A Girl Walks Home Alone At Night ist eine Art düsterer Indie-Vampir-Thriller mit Western-Touch, in welchem zwei ungewöhnliche Charaktere an einem Ort, in dem zahlreiche verlorene Seelen leben, nach Liebe und Zuneigung suchen.
Irgendwo im Iran befindet sich eine verlassene Geisterstadt namens “Bad City”, in welcher gespenstische Existenzen, Prostituierte, Zuhälter und Junkies leben. In dieser Tristesse fristen auch Arash (Arash Marandi) sein Dasein: Er arbeitet hart, kümmert sich um seinen drogensüchtigen Vater Hossein (Marshall Manesh), der zudem spielsüchtig und hoch bei Saeed (Dominic Rains), einem Dealer und Teilzeit-Zuhälter, verschuldet ist. Da Saeed von Hossein sein Geld nicht bekommt, nimmt er kurzerhand den neuen Sportwagen von Arash als Pfand und lässt den jungen Mann, der sich in das Bild der depressiv-verlorenen Stadt nicht ganz einreihen will, am Boden zerstört zurück. Als er Saeed schließlich doch zur Rede stellen will, trifft er das erste Mal auf eine verhüllte junge Frau (Sheila Vand), von der er auf Anhieb fasziniert ist. Was Arash noch nicht weiß: Sie ist ein Vampir und streift nachts durch die Dunkelheit, lauert dabei den Bewohnern auf und ernährt sich vor deren Blut.

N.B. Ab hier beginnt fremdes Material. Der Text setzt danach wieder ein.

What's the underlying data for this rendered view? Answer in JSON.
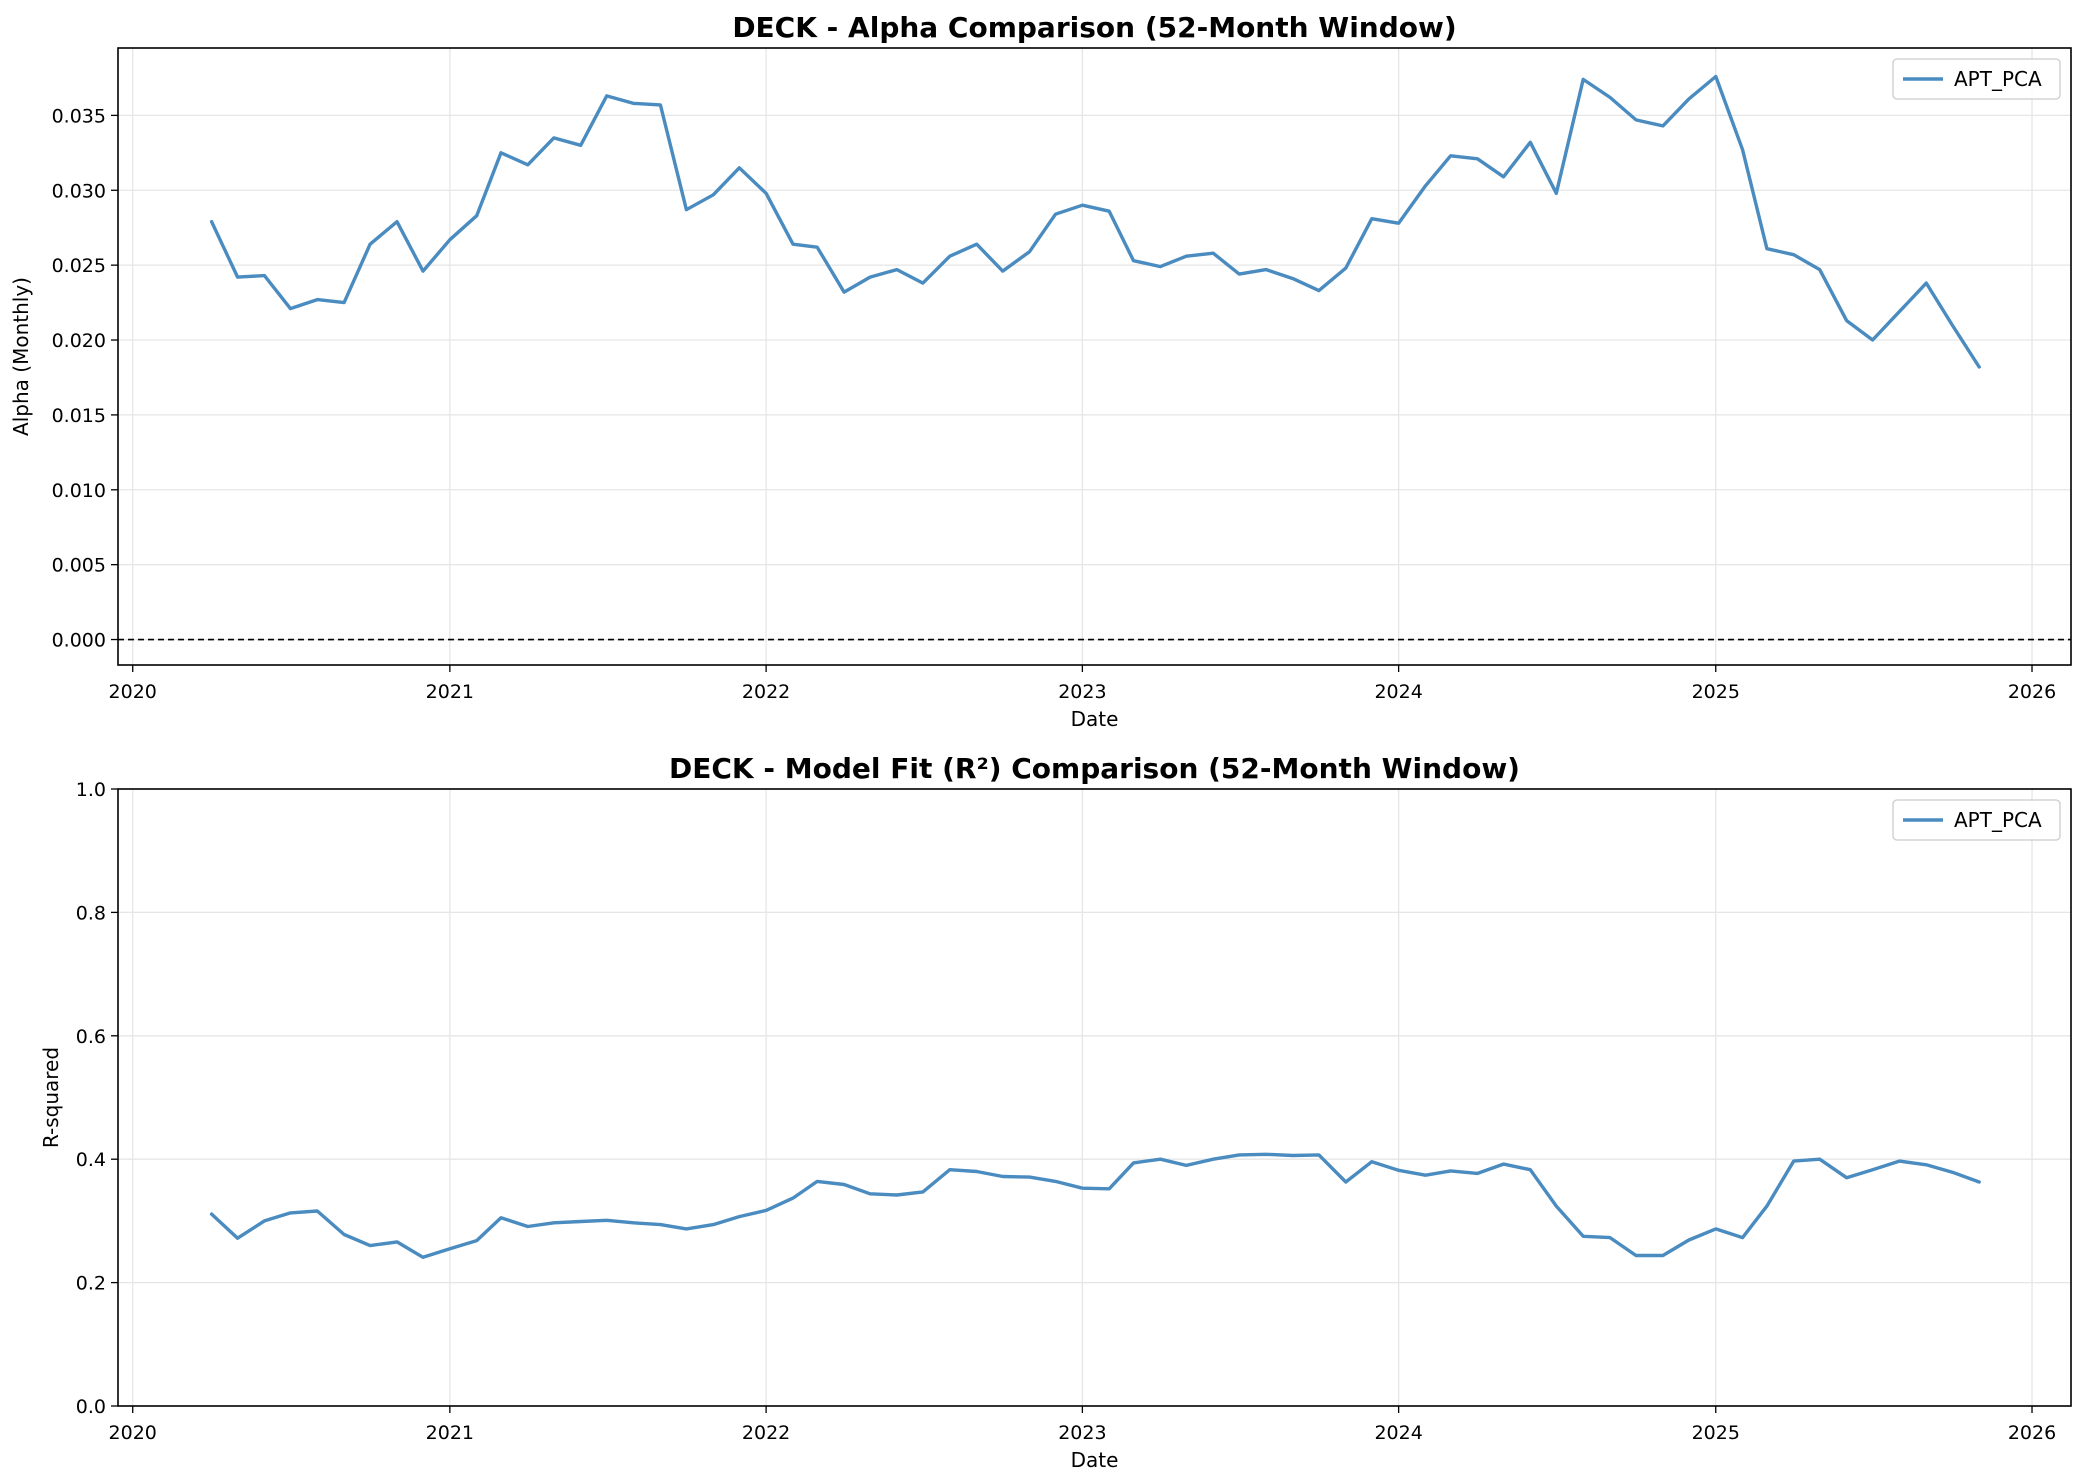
{
  "colors": {
    "series": "#4a8bc0",
    "grid": "#e6e6e6",
    "zero_line": "#000000"
  },
  "chart_data": [
    {
      "type": "line",
      "title": "DECK - Alpha Comparison (52-Month Window)",
      "xlabel": "Date",
      "ylabel": "Alpha (Monthly)",
      "xlim": [
        "2019-12-15",
        "2026-02-15"
      ],
      "ylim": [
        -0.0017,
        0.0395
      ],
      "xticks": [
        "2020",
        "2021",
        "2022",
        "2023",
        "2024",
        "2025",
        "2026"
      ],
      "yticks": [
        "0.000",
        "0.005",
        "0.010",
        "0.015",
        "0.020",
        "0.025",
        "0.030",
        "0.035"
      ],
      "grid": true,
      "legend": "top-right",
      "zero_line": true,
      "x": [
        "2020-04-01",
        "2020-05-01",
        "2020-06-01",
        "2020-07-01",
        "2020-08-01",
        "2020-09-01",
        "2020-10-01",
        "2020-11-01",
        "2020-12-01",
        "2021-01-01",
        "2021-02-01",
        "2021-03-01",
        "2021-04-01",
        "2021-05-01",
        "2021-06-01",
        "2021-07-01",
        "2021-08-01",
        "2021-09-01",
        "2021-10-01",
        "2021-11-01",
        "2021-12-01",
        "2022-01-01",
        "2022-02-01",
        "2022-03-01",
        "2022-04-01",
        "2022-05-01",
        "2022-06-01",
        "2022-07-01",
        "2022-08-01",
        "2022-09-01",
        "2022-10-01",
        "2022-11-01",
        "2022-12-01",
        "2023-01-01",
        "2023-02-01",
        "2023-03-01",
        "2023-04-01",
        "2023-05-01",
        "2023-06-01",
        "2023-07-01",
        "2023-08-01",
        "2023-09-01",
        "2023-10-01",
        "2023-11-01",
        "2023-12-01",
        "2024-01-01",
        "2024-02-01",
        "2024-03-01",
        "2024-04-01",
        "2024-05-01",
        "2024-06-01",
        "2024-07-01",
        "2024-08-01",
        "2024-09-01",
        "2024-10-01",
        "2024-11-01",
        "2024-12-01",
        "2025-01-01",
        "2025-02-01",
        "2025-03-01",
        "2025-04-01",
        "2025-05-01",
        "2025-06-01",
        "2025-07-01",
        "2025-08-01",
        "2025-09-01",
        "2025-10-01",
        "2025-11-01"
      ],
      "series": [
        {
          "name": "APT_PCA",
          "values": [
            0.0279,
            0.0242,
            0.0243,
            0.0221,
            0.0227,
            0.0225,
            0.0264,
            0.0279,
            0.0246,
            0.0267,
            0.0283,
            0.0325,
            0.0317,
            0.0335,
            0.033,
            0.0363,
            0.0358,
            0.0357,
            0.0287,
            0.0297,
            0.0315,
            0.0298,
            0.0264,
            0.0262,
            0.0232,
            0.0242,
            0.0247,
            0.0238,
            0.0256,
            0.0264,
            0.0246,
            0.0259,
            0.0284,
            0.029,
            0.0286,
            0.0253,
            0.0249,
            0.0256,
            0.0258,
            0.0244,
            0.0247,
            0.0241,
            0.0233,
            0.0248,
            0.0281,
            0.0278,
            0.0303,
            0.0323,
            0.0321,
            0.0309,
            0.0332,
            0.0298,
            0.0374,
            0.0362,
            0.0347,
            0.0343,
            0.0361,
            0.0376,
            0.0327,
            0.0261,
            0.0257,
            0.0247,
            0.0213,
            0.02,
            0.0219,
            0.0238,
            0.021,
            0.0182
          ]
        }
      ]
    },
    {
      "type": "line",
      "title": "DECK - Model Fit (R²) Comparison (52-Month Window)",
      "xlabel": "Date",
      "ylabel": "R-squared",
      "xlim": [
        "2019-12-15",
        "2026-02-15"
      ],
      "ylim": [
        0.0,
        1.0
      ],
      "xticks": [
        "2020",
        "2021",
        "2022",
        "2023",
        "2024",
        "2025",
        "2026"
      ],
      "yticks": [
        "0.0",
        "0.2",
        "0.4",
        "0.6",
        "0.8",
        "1.0"
      ],
      "grid": true,
      "legend": "top-right",
      "x": [
        "2020-04-01",
        "2020-05-01",
        "2020-06-01",
        "2020-07-01",
        "2020-08-01",
        "2020-09-01",
        "2020-10-01",
        "2020-11-01",
        "2020-12-01",
        "2021-01-01",
        "2021-02-01",
        "2021-03-01",
        "2021-04-01",
        "2021-05-01",
        "2021-06-01",
        "2021-07-01",
        "2021-08-01",
        "2021-09-01",
        "2021-10-01",
        "2021-11-01",
        "2021-12-01",
        "2022-01-01",
        "2022-02-01",
        "2022-03-01",
        "2022-04-01",
        "2022-05-01",
        "2022-06-01",
        "2022-07-01",
        "2022-08-01",
        "2022-09-01",
        "2022-10-01",
        "2022-11-01",
        "2022-12-01",
        "2023-01-01",
        "2023-02-01",
        "2023-03-01",
        "2023-04-01",
        "2023-05-01",
        "2023-06-01",
        "2023-07-01",
        "2023-08-01",
        "2023-09-01",
        "2023-10-01",
        "2023-11-01",
        "2023-12-01",
        "2024-01-01",
        "2024-02-01",
        "2024-03-01",
        "2024-04-01",
        "2024-05-01",
        "2024-06-01",
        "2024-07-01",
        "2024-08-01",
        "2024-09-01",
        "2024-10-01",
        "2024-11-01",
        "2024-12-01",
        "2025-01-01",
        "2025-02-01",
        "2025-03-01",
        "2025-04-01",
        "2025-05-01",
        "2025-06-01",
        "2025-07-01",
        "2025-08-01",
        "2025-09-01",
        "2025-10-01",
        "2025-11-01"
      ],
      "series": [
        {
          "name": "APT_PCA",
          "values": [
            0.311,
            0.272,
            0.3,
            0.313,
            0.316,
            0.278,
            0.26,
            0.266,
            0.241,
            0.255,
            0.268,
            0.305,
            0.291,
            0.297,
            0.299,
            0.301,
            0.297,
            0.294,
            0.287,
            0.294,
            0.307,
            0.317,
            0.337,
            0.364,
            0.359,
            0.344,
            0.342,
            0.347,
            0.383,
            0.38,
            0.372,
            0.371,
            0.364,
            0.353,
            0.352,
            0.394,
            0.4,
            0.39,
            0.4,
            0.407,
            0.408,
            0.406,
            0.407,
            0.363,
            0.396,
            0.382,
            0.374,
            0.381,
            0.377,
            0.392,
            0.383,
            0.324,
            0.275,
            0.273,
            0.244,
            0.244,
            0.269,
            0.287,
            0.273,
            0.324,
            0.397,
            0.4,
            0.37,
            0.383,
            0.397,
            0.391,
            0.379,
            0.363
          ]
        }
      ]
    }
  ]
}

A Girl Walks Home Alone At Night ist überraschenderweise kein platter, herkömmlicher Vampir-Film mit eingebauter Romanze, sondern der erste iranische Noir-Thriller über Blutsauger (Gedreht wurde übrigens nicht im Iran, sondern in einer verlassenen Stadt in Kalifornien). Regisseurin Anna Lily Amirpour, die ihren ersten Kurzfilm im zarten Alter von zwölf Jahren und mit diesem Film ihren ersten Langfilm drehte, hat sich für eine kontrastreiche Schwarz-weiß-Produktion entschieden, welche die Tristesse perfekt wiederspiegelt und für zugleich für eindrucksvolle Chiaroscuro-Bilder sorgt. Hinzu kommt ein fantastischer Soundtrack, der die Bilder und die Stimmung perfekt unterstreicht.
Der düstere Stil, der hin und wieder mit seiner teils überzeichneten Optik an Comic-Verfilmungen a la Sin City oder minimalistische On-Location-Werke wie jene von Jim Jarmusch (am ehesten vielleicht der unterschätzte The Limits of Control) erinnert, paart sich mit der faszinierend-reduzierten Erzählweise der Regisseurin. Amirpour konzentriert sich darauf, die traurigen Geschichten hinter den Charakteren, die in einer trostlosen Stadt hausen, nicht schwerfällig zu erzählen, sondern dem Ganzen auch einen visuellen Unterbau aus grandios gestalteten Tableaus zu geben. So dreht sich der Film aber auch nicht nur um das nackte Überleben, Sucht und Abhängigkeit, sondern ebenso, oder vor allem, um Liebe.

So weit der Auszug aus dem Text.